Il decesso di una persona, se dipeso dalla responsabilità di qualcuno, comporta il diritto, per gli eredi, di ottenere il risarcimento del danno. Si tratta, anzitutto, di risarcire i singoli parenti per il dolore connesso alla perdita di una persona cara. Ma, in aggiunta a ciò, va contemplato anche il danno che è lo stesso defunto a subire e che si trasmette da questi agli eredi.

Il danno “terminale” per risarcire il momento precedente alla morte

Si tratta del cosiddetto danno terminale ed è quel tipo di danno non patrimoniale che deriva dal dolore sofferto dal defunto, negli istanti precedenti alla morte. L’esempio classico è quello di una persona che resta vittima di un sinistro stradale, dal quale esce gravemente ferita ma ancora in vita. Ebbene, il tempo intercorrente tra il sinistro e il decesso vede la vittima in condizioni di salute pessime. Ci sono, pertanto, due conseguenze che derivano dal sinistro: un repentino peggioramento dell’integrità fisica e, successivamente, la morte. Valorizzando il primo dei due momenti, si individua un diritto risarcitorio che sorge in capo alla vittima. Del resto, se questa persona restasse in vita, nessuno dubiterebbe che il peggioramento dello stato di salute gli dovrebbe essere risarcito. Poiché, però, successivamente si verifica la morte, tale risarcimento potrà essere richiesto dagli eredi.

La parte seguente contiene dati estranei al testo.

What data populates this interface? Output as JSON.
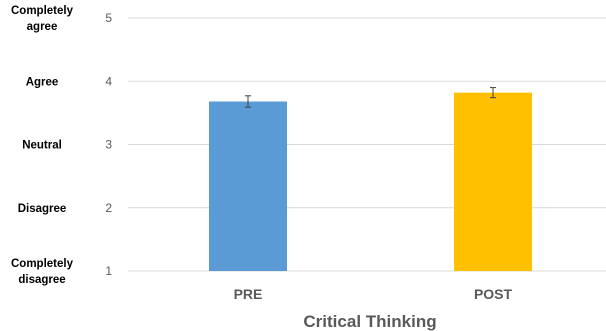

Ma quando si può pensare che un danno da “fine vita”, effettivamente, trovi spazio? La giurisprudenza ritiene che si possa parlare di “danno biologico terminale” quando la permanenza in vita del danneggiato sia sufficientemente apprezzabile. Continuiamo con l’esempio visto sopra: se, dopo il sinistro stradale, la persona è in pessime condizioni di salute e muore dopo pochi minuti o nel giro di poche ore, magari restando incosciente, è difficile pensare che questo primo momento tragico sia autonomo rispetto al successivo decesso. Diversa è la risposta se questa persona, dopo il sinistro, trascorre alcuni giorni in ospedale e, solo dopo, viene a mancare. In tale seconda ipotesi, si può legittimamente pensare che il peggioramento delle condizioni di salute, successivo al sinistro e precedente alla morte, vada autonomamente risarcito.

Danno biologico e danno morale: due presupposti diversi

Secondo la Corte di cassazione, è necessario distinguere tra le conseguenze di tipo fisico e la sofferenza interiore. Beninteso, si rientra sempre nella categoria del danno non patrimoniale, ma si separa concettualmente il danno biologico terminale da quello, detto anche catastrofale, rappresentato dalla percezione della morte. Si parla anche di danno da “lucida agonia”, proprio per intendere la circostanza che la persona, in gravi condizioni fisiche, è consapevole del proprio destino. È questa la sofferenza che si cerca, quindi, di risarcire.

La distinzione tra conseguenze fisiche e morali è rilevante. Per poter ritenere risarcibile il danno biologico da invalidità che precede la morte, come si è detto, è necessario che passi un apprezzabile lasso di tempo tra l’evento traumatico e il decesso. Viceversa, per risarcire il danno da “lucida agonia”, secondo la Cassazione non serve questo elemento temporale. Quello che conta, dice la Corte, è che la vittima, prima di morire, abbia avuto la consapevolezza di ciò che stava accadendo. Anche una sopravvivenza di poche ore, quindi, giustifica una richiesta risarcitoria per questo tipo di danno. Richiesta che, ovviamente, saranno gli eredi a fare.